Journalist en burgemeester zitten elke week gezamenlijk autistisch in hun koffie te roeren. Ze voeden elkaar niet meer met informatie die besluitvorming verbetert. Er zijn geen banden meer met de stad, de wijk en de straat. Daarom: de beleidsjournalist! De man (vrouw) met camera. regenjas en notitieblokje.
4 Maart. Nieuw-gekozen bestuurders worden wakker met een houten kop. Ze hebben een kater van de euforie of het verdriet. De stemmen zijn geteld, de uitslag is bekend. ‘Ze’ mogen aan de slag. Hun plannen moeten eerst nog zo ongeschonden mogelijk de collegeonderhandelingen door, maar dan: mouwen opstropen en de stad besturen!
Dat zal even wennen zijn. Tijdens de campagne is vooral de zender aangezet. Het contact met de bevolking is schaars – je kan niet overal tegelijkertijd zijn. En als er contact is, dan toch vooral oppervlakkig en gebruikt voor de overtuiging en het politieke debat. De politicus die dan nog gaat luisteren en niet zijn verkiezingsprogramma communiceert, gaat stemmen verliezen.
Nu ze dan eindelijk mogen besturen, moeten ze luisteren. Maar naar wie? Naar de ambtenaren? De wijkadel? De professionals uit het maatschappelijk middenveld? Bestuurders met dadendrang, en dat zijn er heel wat, stuiten zonder uitzondering op een dikke laag sediment tussen hen en die rauwe, stadse werkelijkheid. Ze moeten oordelen op basis van afgeleide argumenten.
Argumenten die anderen hebben gehoord. Officieel, via inspraak. Of informeel, op verjaardagen en borrels. Zelden direct. De bestuurder heeft er geen tijd voor. Dat is geen normatief oordeel (hij of zij zou die tijd moeten vrijmaken), maar een empirische constatering. Een mens kan alleen theoretisch op twee verschillende plaatsen tegelijkertijd zijn.

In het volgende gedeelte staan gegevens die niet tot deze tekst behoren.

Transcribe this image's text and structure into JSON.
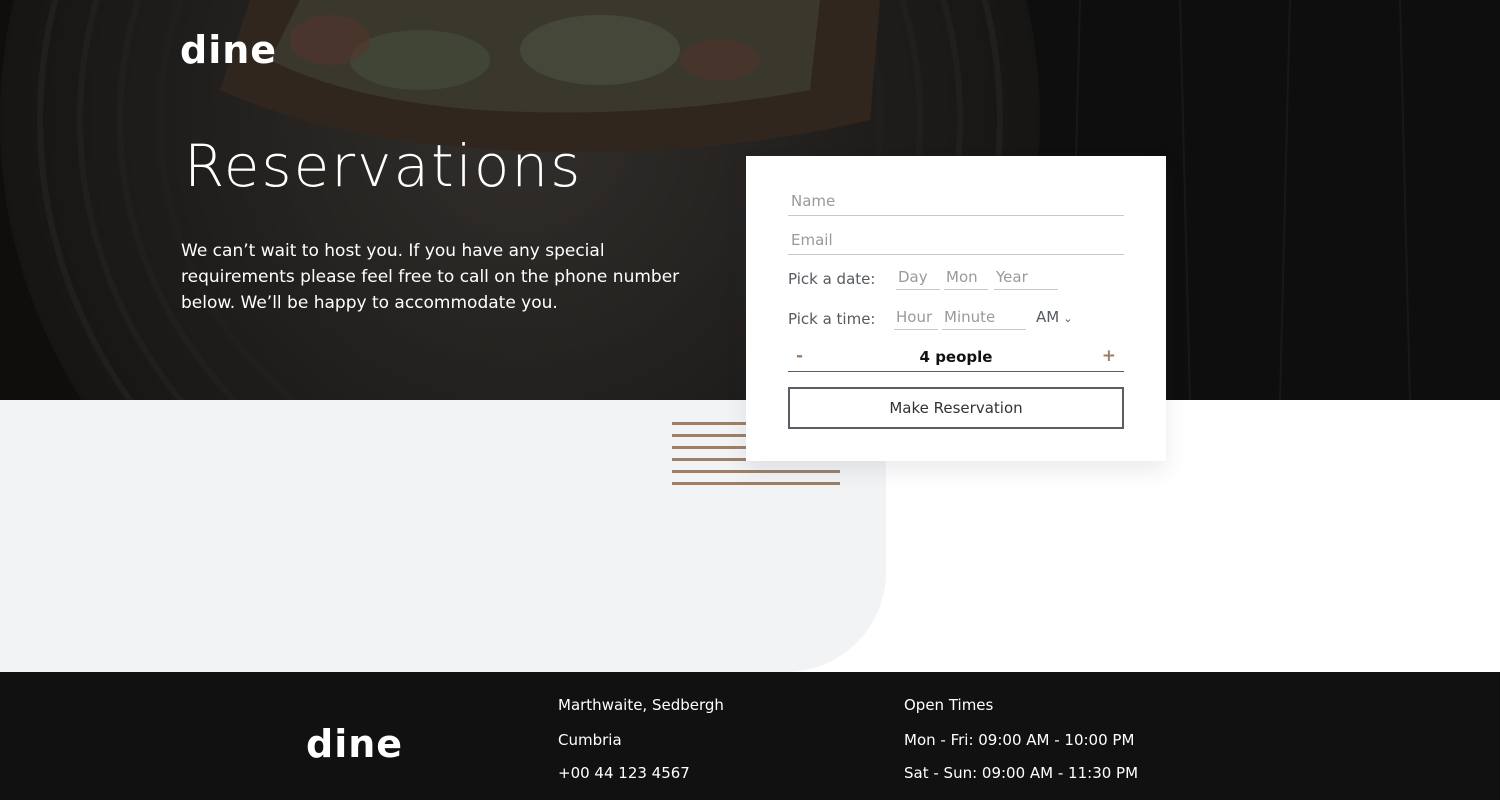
{
  "brand": {
    "logo": "dine"
  },
  "hero": {
    "title": "Reservations",
    "text": "We can’t wait to host you. If you have any special requirements please feel free to call on the phone number below. We’ll be happy to accommodate you."
  },
  "form": {
    "name_placeholder": "Name",
    "email_placeholder": "Email",
    "date_label": "Pick a date:",
    "day_placeholder": "Day",
    "month_placeholder": "Mon",
    "year_placeholder": "Year",
    "time_label": "Pick a time:",
    "hour_placeholder": "Hour",
    "minute_placeholder": "Minute",
    "ampm_value": "AM",
    "minus_label": "-",
    "plus_label": "+",
    "people_count": "4 people",
    "submit_label": "Make Reservation"
  },
  "footer": {
    "logo": "dine",
    "address_line1": "Marthwaite, Sedbergh",
    "address_line2": "Cumbria",
    "phone": "+00 44 123 4567",
    "hours_title": "Open Times",
    "hours_weekday": "Mon - Fri: 09:00 AM - 10:00 PM",
    "hours_weekend": "Sat - Sun: 09:00 AM - 11:30 PM"
  },
  "colors": {
    "accent": "#9e7f66",
    "footer_bg": "#111111",
    "panel_bg": "#f2f3f5"
  },
  "icons": {
    "ampm_toggle": "chevron-down-icon",
    "decoration": "stripes-pattern"
  }
}
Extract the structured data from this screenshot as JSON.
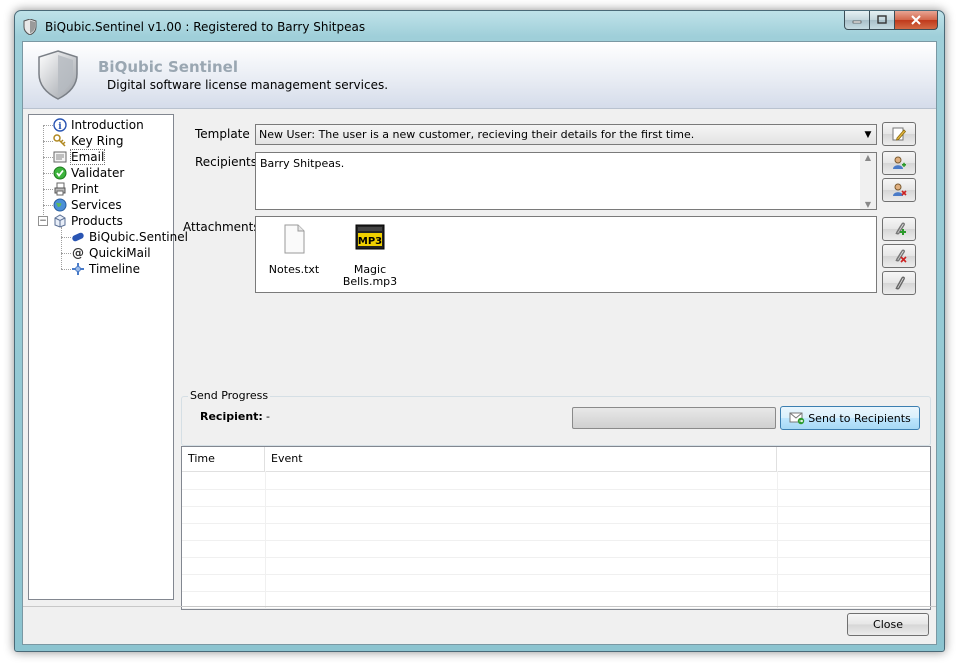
{
  "window": {
    "title": "BiQubic.Sentinel v1.00 : Registered to Barry Shitpeas",
    "minimize_label": "minimize",
    "maximize_label": "maximize",
    "close_label": "close"
  },
  "banner": {
    "title": "BiQubic Sentinel",
    "subtitle": "Digital software license management services."
  },
  "tree": {
    "items": [
      {
        "label": "Introduction",
        "icon": "info-icon"
      },
      {
        "label": "Key Ring",
        "icon": "keys-icon"
      },
      {
        "label": "Email",
        "icon": "email-icon",
        "selected": true
      },
      {
        "label": "Validater",
        "icon": "check-icon"
      },
      {
        "label": "Print",
        "icon": "printer-icon"
      },
      {
        "label": "Services",
        "icon": "globe-icon"
      },
      {
        "label": "Products",
        "icon": "box-icon",
        "expanded": true
      }
    ],
    "children": [
      {
        "label": "BiQubic.Sentinel",
        "icon": "pill-icon"
      },
      {
        "label": "QuickiMail",
        "icon": "at-icon"
      },
      {
        "label": "Timeline",
        "icon": "timeline-icon"
      }
    ]
  },
  "form": {
    "template_label": "Template",
    "template_value": "New User: The user is a new customer, recieving their details for the first time.",
    "recipients_label": "Recipients",
    "recipients_value": "Barry Shitpeas.",
    "attachments_label": "Attachments",
    "attachments": [
      {
        "name": "Notes.txt",
        "icon": "text-file-icon"
      },
      {
        "name": "Magic Bells.mp3",
        "icon": "mp3-file-icon"
      }
    ]
  },
  "send_progress": {
    "legend": "Send Progress",
    "recipient_label": "Recipient:",
    "recipient_value": "-",
    "progress": 0,
    "send_button": "Send to Recipients"
  },
  "log": {
    "columns": [
      "Time",
      "Event",
      ""
    ],
    "rows": []
  },
  "footer": {
    "close_button": "Close"
  },
  "colors": {
    "frame": "#8cc4d0",
    "client": "#f0f0f0",
    "send_button": "#bee6fd",
    "banner_title": "#9aa7b2"
  }
}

Vroeger. Ja, vroeger had je de krant. Maar de krant is stervende. Lokale dagbladen worden opgeslokt door gulzige mediabedrijven. Reorganisatie na reorganisatie zet redacties op steeds grotere, geologische geografische afstand van hun stad. Ik werkte nog bij het Deventer Dagblad. Had elke dag een lezer naast mijn bureau. We zaten in het centrum van de stad en zopen bier, elke vrijdag in dezelfde kroeg, aan het plein. Ook daar waren we een meneer. Niet chic, maar aanwezig en bereid om onze artikelen nog eens te verantwoorden. We hadden contact.

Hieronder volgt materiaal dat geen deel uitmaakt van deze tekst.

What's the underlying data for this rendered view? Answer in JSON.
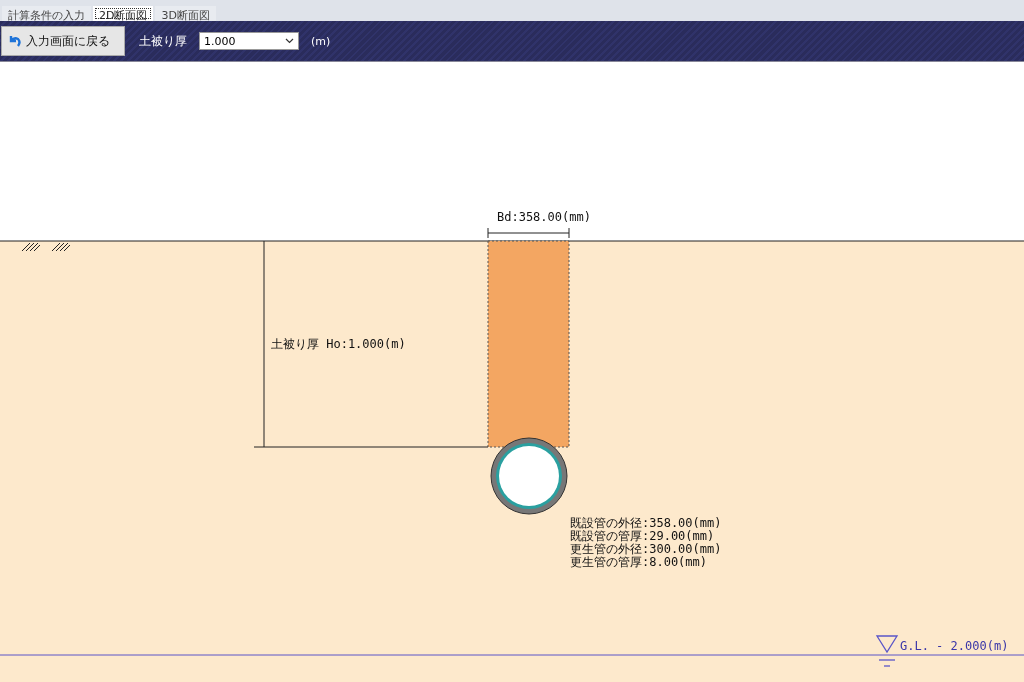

Het Deventer Dagblad is niet meer. De redactie bericht over de Hanzestad vanuit Apeldoorn. Geen lezer stapt op zijn fiets naar Apeldoorn. De banden zijn doorgesneden. Geen verslaggevers meer, geen directe waarnemingen meer. Institutioneel nieuws. De journalist die ontwikkelingen signaleerde, schuift nu ook aan bij de macht om te horen of er nog wat te melden is. Die macht mist daardoor een belangrijke bron aan informatie. Ze zitten er allebei – de bestuurder en de redacteur – autistisch in hun koffie te roeren.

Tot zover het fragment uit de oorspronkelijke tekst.